In an in vivo model of sickle-cell disease, untreated mice with the disease showed markedly increased neutrophil activity and adhesion while affected mice given antibiotics showed marked microbiota depletion; enhanced blood flow; significantly reduced splenomegaly; and marked alleviation of liver necrosis, fibrosis, and inflammation. Survival was significantly improved in the treated mice. Finally, a laboratory-induced replenishment of aging neutrophils in the circulation resulted in acute vaso-occlusive crises and death within 10-30 hours in all affected mice.

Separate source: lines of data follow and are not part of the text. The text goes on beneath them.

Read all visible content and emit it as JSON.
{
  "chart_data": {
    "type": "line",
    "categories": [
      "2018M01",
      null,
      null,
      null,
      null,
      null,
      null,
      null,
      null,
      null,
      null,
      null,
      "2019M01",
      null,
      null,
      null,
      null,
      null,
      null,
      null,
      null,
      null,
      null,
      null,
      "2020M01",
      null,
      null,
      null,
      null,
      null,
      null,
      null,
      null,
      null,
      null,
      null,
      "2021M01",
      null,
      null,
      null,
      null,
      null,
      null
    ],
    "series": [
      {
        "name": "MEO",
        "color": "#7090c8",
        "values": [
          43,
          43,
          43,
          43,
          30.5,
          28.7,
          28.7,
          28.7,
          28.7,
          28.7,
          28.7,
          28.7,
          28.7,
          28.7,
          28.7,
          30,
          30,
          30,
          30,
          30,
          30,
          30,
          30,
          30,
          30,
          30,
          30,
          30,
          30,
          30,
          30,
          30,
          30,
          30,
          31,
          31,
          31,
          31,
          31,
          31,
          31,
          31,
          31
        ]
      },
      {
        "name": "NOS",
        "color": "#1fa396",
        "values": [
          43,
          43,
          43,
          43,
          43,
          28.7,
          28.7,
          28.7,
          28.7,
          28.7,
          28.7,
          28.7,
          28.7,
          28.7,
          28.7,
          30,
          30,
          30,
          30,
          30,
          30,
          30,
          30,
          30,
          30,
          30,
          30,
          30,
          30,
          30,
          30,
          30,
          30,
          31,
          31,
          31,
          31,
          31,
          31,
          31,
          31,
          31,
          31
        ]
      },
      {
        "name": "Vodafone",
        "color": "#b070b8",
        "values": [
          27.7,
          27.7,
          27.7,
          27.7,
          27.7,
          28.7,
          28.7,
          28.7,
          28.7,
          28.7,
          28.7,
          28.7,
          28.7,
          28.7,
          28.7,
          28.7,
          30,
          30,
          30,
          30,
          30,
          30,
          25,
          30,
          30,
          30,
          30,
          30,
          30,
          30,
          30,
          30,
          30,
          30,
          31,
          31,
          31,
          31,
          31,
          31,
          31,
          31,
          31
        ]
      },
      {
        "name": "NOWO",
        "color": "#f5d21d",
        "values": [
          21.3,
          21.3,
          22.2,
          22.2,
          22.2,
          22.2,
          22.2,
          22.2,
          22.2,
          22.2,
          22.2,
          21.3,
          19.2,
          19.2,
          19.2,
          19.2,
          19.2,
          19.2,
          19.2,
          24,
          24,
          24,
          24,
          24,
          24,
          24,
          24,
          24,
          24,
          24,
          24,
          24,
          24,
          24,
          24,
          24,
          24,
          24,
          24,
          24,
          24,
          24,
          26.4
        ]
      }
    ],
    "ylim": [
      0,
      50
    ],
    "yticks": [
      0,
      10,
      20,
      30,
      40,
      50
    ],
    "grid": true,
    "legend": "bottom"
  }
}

“Together, these data suggest that the microbiota regulates aged neutrophil numbers, thereby affecting both acute vaso-occlusive crisis and the ensuing chronic tissue damage in sickle-cell disease,” Dr. Zhang and his associates said.
To assess how their findings applied to human beings, the investigators next studied 23 patients with sickle-cell disease who were not taking antibiotics, 11 patients with sickle-cell disease who were taking penicillin to prevent life-threatening infections, and 9 healthy control subjects. Compared with controls, only the patients who weren’t taking antibiotics showed a dramatic increase in circulating aged neutrophils. This protective effect of antibiotics was consistent across all ages, both genders, and regardless of hydroxyurea intake. Now, a prospective study involving age-matched participants is needed to confirm that antibiotics, by reducing the gut microbiota, decrease aged neutrophils in the circulation and thereby improve vaso-occlusive disease, the researchers said.
The American Heart Association, the National Institutes of Health, and the New York State Stem Cell Science Program funded the study. Dr. Zhang and his associates reported having no relevant disclosures.